Maintaining the conciliatory stance he adopted during the election campaign, he stressed that the new administration’s main priority will be to set up a "social pact" in which all society can participate in a "government of unity and national accord" to confront the crisis.

Despite reassurances by da Silva that he will stick to the terms demanded by the International Monetary Fund for a scheduled $30 billion emergency loan, imperialist investors have responded with skepticism to the new government. Foreign banks and investors have pulled billions of dollars out of the country, driving down the national currency and bond values. Capitalist commentators continue to warn about a possible default in payments toward Brazil’s ballooning debt of $260 billion.

Investors will be watching Lula closely for "reassurance that he’s not a crazy person and he’s going to follow good policies that will create stability for the Brazilian currency," said U.S. treasury secretary Paul O’Neill. The U.S. official said that he thought Lula "will follow the policies that [current president Fernando Henrique] Cardoso has been following and they will be okay."

Leading up to the elections, the PT candidate won the support of sections of Brazil’s capitalist class and disillusioned middle class that blame the policies of the current administration for the four-year-long depression. These layers criticized the Cardoso government for embracing the "Washington consensus" for economic policy--that is, the sell-off of state-owned companies, the opening of markets to foreign capital and goods, and harsh "anti-inflation" measures.

They gave support to da Silva’s calls for modest reforms in Brazil’s banking system to limit their profits and redirect capital to productive investment, and his opposition to the Free Trade Area of the Americas as it’s currently proposed by Washington. Pushed by the U.S. rulers the trade bloc is aimed at eliminating trade barriers for their exports, and reinforces unequal terms of trade with Latin American countries.

Lula also won support among middle-class layers and business owners squeezed by high interest rates on personal accounts and loans to medium-sized companies. Brazil’s interest rates are among the highest in the world, starting at 21 percent.

"It’s an affront," said Cláudio Miquelin from the São Paulo State Federation of Industry. "The country is practically dead in the water and banks are making returns of 25 percent on equity."

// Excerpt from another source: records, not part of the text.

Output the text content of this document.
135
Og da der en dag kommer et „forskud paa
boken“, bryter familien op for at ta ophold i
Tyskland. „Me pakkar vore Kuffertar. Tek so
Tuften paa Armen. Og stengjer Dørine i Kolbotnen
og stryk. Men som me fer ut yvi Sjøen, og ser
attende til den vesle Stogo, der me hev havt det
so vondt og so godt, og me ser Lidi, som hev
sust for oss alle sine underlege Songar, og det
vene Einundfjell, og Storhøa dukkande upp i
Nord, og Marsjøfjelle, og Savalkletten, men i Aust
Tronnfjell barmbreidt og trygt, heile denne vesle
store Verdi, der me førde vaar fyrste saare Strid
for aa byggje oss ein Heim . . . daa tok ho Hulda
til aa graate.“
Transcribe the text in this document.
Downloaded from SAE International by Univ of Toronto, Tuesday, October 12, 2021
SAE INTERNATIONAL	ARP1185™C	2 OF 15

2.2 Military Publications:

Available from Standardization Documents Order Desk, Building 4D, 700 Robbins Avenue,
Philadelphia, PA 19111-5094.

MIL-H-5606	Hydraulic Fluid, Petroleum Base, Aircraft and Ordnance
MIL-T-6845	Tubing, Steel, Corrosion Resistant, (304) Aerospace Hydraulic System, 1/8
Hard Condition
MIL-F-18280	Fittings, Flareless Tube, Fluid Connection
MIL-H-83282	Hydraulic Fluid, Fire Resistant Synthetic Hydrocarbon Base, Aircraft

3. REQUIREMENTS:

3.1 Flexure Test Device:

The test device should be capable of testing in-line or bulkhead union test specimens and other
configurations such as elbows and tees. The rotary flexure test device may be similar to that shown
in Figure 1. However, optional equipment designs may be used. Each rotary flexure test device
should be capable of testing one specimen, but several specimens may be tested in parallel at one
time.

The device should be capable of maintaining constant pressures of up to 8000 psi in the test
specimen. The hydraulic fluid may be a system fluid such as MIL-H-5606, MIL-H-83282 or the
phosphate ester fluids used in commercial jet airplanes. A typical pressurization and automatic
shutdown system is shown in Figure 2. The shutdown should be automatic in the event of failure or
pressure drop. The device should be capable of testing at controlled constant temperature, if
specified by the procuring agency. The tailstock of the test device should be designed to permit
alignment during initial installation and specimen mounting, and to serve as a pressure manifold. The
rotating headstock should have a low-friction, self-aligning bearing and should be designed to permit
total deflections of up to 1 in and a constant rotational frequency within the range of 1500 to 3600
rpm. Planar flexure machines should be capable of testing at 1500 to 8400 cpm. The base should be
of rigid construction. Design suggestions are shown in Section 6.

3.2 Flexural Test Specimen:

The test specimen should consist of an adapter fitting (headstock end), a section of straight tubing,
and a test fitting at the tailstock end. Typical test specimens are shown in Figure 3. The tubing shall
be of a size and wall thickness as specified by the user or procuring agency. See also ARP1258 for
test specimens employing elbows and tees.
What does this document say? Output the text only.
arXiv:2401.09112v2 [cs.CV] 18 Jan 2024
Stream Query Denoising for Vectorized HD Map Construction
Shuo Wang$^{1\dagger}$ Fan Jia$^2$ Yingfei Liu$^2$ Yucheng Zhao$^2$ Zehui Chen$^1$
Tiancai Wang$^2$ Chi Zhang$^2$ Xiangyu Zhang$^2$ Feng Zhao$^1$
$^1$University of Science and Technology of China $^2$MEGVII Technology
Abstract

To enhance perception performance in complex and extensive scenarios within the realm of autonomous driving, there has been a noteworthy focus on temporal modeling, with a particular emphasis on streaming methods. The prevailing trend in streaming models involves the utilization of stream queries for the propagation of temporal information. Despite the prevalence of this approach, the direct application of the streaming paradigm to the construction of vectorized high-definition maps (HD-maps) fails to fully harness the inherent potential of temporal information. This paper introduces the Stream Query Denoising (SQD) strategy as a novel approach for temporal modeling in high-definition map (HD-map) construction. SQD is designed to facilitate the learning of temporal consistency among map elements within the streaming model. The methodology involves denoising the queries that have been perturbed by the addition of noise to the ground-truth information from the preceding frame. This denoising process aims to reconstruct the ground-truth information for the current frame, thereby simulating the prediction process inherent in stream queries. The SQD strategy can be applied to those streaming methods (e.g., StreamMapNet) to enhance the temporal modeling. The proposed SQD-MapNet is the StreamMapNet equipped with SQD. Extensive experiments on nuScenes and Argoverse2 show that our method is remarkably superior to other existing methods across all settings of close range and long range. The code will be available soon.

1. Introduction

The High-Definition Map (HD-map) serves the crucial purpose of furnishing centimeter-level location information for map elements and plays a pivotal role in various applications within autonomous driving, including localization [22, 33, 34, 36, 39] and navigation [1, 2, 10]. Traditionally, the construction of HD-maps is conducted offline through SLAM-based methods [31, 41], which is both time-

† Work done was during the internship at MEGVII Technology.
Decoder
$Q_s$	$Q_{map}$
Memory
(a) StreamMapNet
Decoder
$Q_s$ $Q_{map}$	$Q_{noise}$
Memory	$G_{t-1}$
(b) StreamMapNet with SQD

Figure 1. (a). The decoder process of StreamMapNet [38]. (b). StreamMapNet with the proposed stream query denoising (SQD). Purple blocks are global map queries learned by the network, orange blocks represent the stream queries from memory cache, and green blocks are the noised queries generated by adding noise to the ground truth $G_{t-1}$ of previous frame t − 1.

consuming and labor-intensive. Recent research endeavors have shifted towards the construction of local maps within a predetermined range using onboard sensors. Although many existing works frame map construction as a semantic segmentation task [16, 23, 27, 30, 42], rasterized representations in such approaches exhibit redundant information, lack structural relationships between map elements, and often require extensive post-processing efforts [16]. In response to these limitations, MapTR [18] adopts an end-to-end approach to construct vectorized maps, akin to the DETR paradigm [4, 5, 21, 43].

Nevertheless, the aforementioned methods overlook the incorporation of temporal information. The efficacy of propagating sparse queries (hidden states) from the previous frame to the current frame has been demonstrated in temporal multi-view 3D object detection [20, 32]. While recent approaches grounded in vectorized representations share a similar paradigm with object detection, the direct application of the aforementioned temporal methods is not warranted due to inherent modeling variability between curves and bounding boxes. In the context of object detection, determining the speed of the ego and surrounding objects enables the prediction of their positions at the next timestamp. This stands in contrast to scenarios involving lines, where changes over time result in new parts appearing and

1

Lending his support to the new president, Horácio Lafer, president of the Federation of Industry, asked for the "generosity of the political opposition." Lafer asserted that "if used correctly," the social pact offered by da Silva is an instrument that will have extraordinary results.  
 
Increased expectations
The election of Lula is seen as a victory by millions of workers and peasants in the country who see this as an opportunity to push forward their demands for better living conditions.

"I always voted for him," said Perpetua Nogueira, referring to Cardoso. "But life is too expensive now, and the salaries here are poor. This is what’s most important--to increase wages. And this is something we can do."

Tens of thousands turned out for a victory celebration in the streets of São Paulo and other cities across the country. "He was once poor, he belongs to the people, said Ivanete Santos Coasta, a street vendor in São Paulo.

The Movement of Landless Rural Workers of Brazil (MST), an organization of peasants and farm workers that fights for a deep-going land reform, gave critical support to da Silva’s candidacy. MST leader João Pedro Stedile stated in a September interview that while there was very little difference in the candidates’ proposals to deal with the problems facing millions of landless peasants, "Lula is the only candidate that brings together social forces that can make changes in this country."

At the same time, capitalist commentators have expressed concern about da Silva’s ability to keep the lid on social stability in the country. "If you look throughout history at any leftist government that takes power, there is always a huge upsurge in social demands, because people have a lot of pent-up expectations and you have to deal with them," John Hopkins University professor Margaret Keck warned. "He’s going to have to control those who expect miracles, because he can’t deliver them," the big-business pundit said.